“ ’Tis a fair creature and my very Polly!” he said to himself, and later, with a sigh, “God be good to the poor child!”

’Twas not wholly selfish at heart.


CHAPTER III

RS. DIANA had much to consider as the chairmen bumped her along the ill-lit streets leading to Charing Cross. To be candid, she had been swayed by an impulse in thus presenting herself and the matter remained to be broke with Mrs. Fenton. She was a good girl to her mother, and her father counts not, though if good looks and a certain seductive way be reckoned, she was the more indebted to him for her inheritance. In these qualities her mother was not preeminent and it is a melancholy consequence that Mr. Beswick, retiring from the Royal Navy, betook himself to the American colonies and the society of a lady who pleased him better in those respects. He returned however once or twice on business and expected notwithstanding to be received with the veneration due to a husband and father, and oddly enough was so received and appears to have excited a romantic interest in young Mrs. Diana’s tender bosom. ’Twas something to have a parent who sinned in the high sentimental strain and not with the creeping hypocrisy of other people’s parents who indulged their vices under the guise of all that was respectable—as was very well known to Miss. She even entreated him on his last visit to take her with him to the colonies and doubtless imagined herself a fair Pocahontas in moccasins and wampum chasing the flying deer. Mr. Beswick, however, who had some humour, did but laugh consumedly at the pretty picture and recommended attention to her sampler. ’Tis to be thought he might prefer a duo to a trio. In any case he returned to the deputy ruler of his heart and his wife and daughter saw him no more.

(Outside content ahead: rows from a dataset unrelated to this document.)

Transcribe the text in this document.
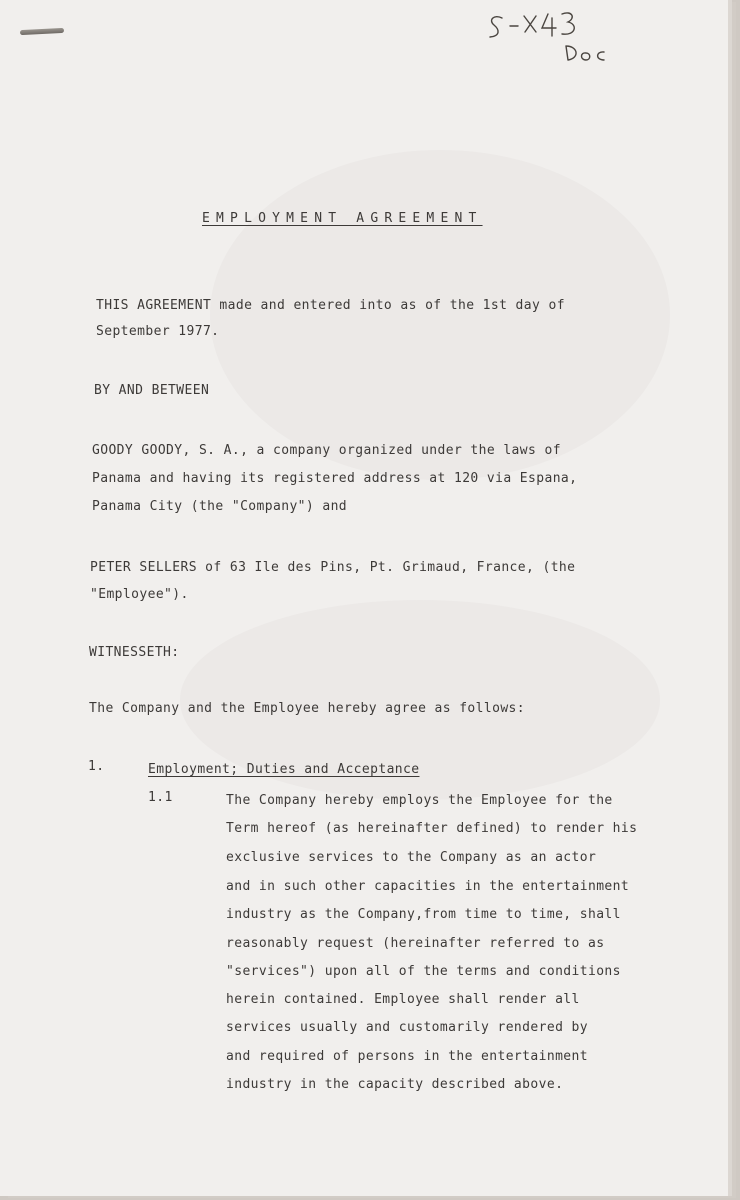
EMPLOYMENT AGREEMENT
THIS AGREEMENT made and entered into as of the 1st day of
September 1977.
BY AND BETWEEN
GOODY GOODY, S. A., a company organized under the laws of
Panama and having its registered address at 120 via Espana,
Panama City (the "Company") and
PETER SELLERS of 63 Ile des Pins, Pt. Grimaud, France, (the
"Employee").
WITNESSETH:
The Company and the Employee hereby agree as follows:
1.	Employment; Duties and Acceptance
1.1	The Company hereby employs the Employee for the
Term hereof (as hereinafter defined) to render his
exclusive services to the Company as an actor
and in such other capacities in the entertainment
industry as the Company,from time to time, shall
reasonably request (hereinafter referred to as
"services") upon all of the terms and conditions
herein contained. Employee shall render all
services usually and customarily rendered by
and required of persons in the entertainment
industry in the capacity described above.
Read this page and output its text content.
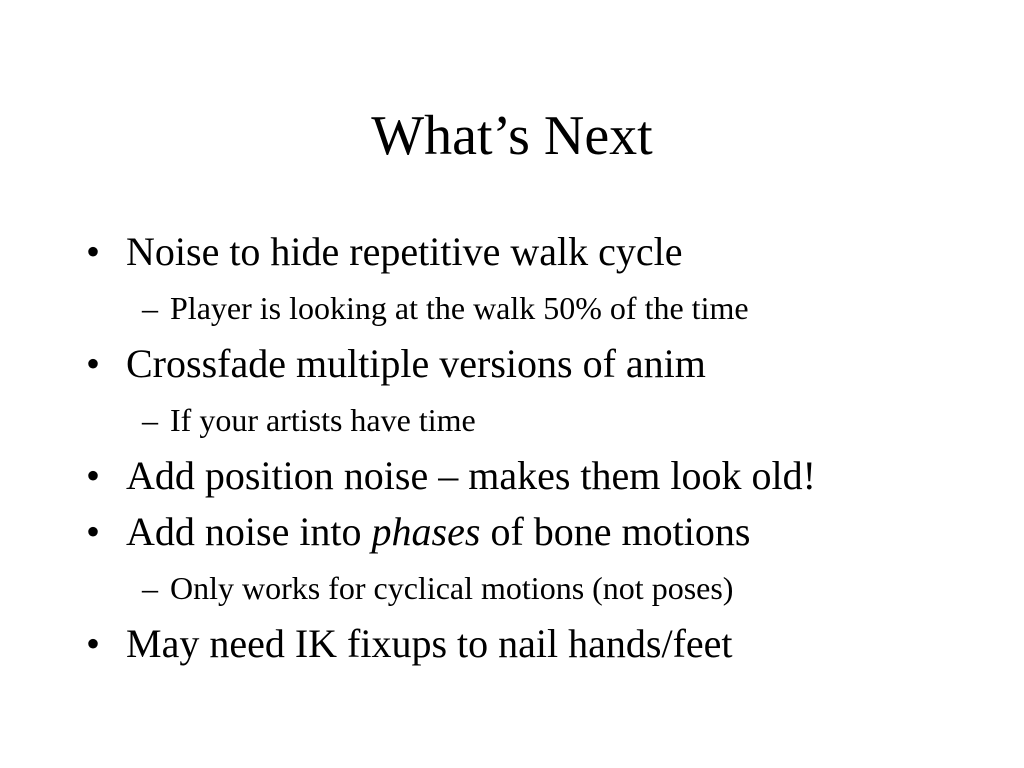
What’s Next
• Noise to hide repetitive walk cycle
– Player is looking at the walk 50% of the time
• Crossfade multiple versions of anim
– If your artists have time
• Add position noise – makes them look old!
• Add noise into phases of bone motions
– Only works for cyclical motions (not poses)
• May need IK fixups to nail hands/feet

In a year his relict married Mr. Fenton, of whom more hereafter, and thus became Mistress of the Savannah Coffee House. It had been a prosperous business and a resort of many wits and beaux—such famous dramatists as Wycherley, Congreve, Farquhar and many more. Sir Richard Steele had leaned frayed velvet elbows on the table, while he argued, half maudlin with wine and good-temper, and Swift drew his harsh eyebrows together and felled his flimsiness with a word.

But Mr. Fenton drank to excess and there was an ugly scandal one night when he drove a bottle at a guest he had insulted and the watch was called in, and it got about and men fought shy of the resort and betook themselves to pastures new. ’Twas a very inferior set of persons came there now, and had Mrs. Beswick enquired into the circumstances as narrowly as became her prudence she had never become Mrs. Fenton.

A good easy woman, it perhaps weighed with her that Mr. Fenton was so cordial in welcoming her daughter and she stayed not to consider his motive.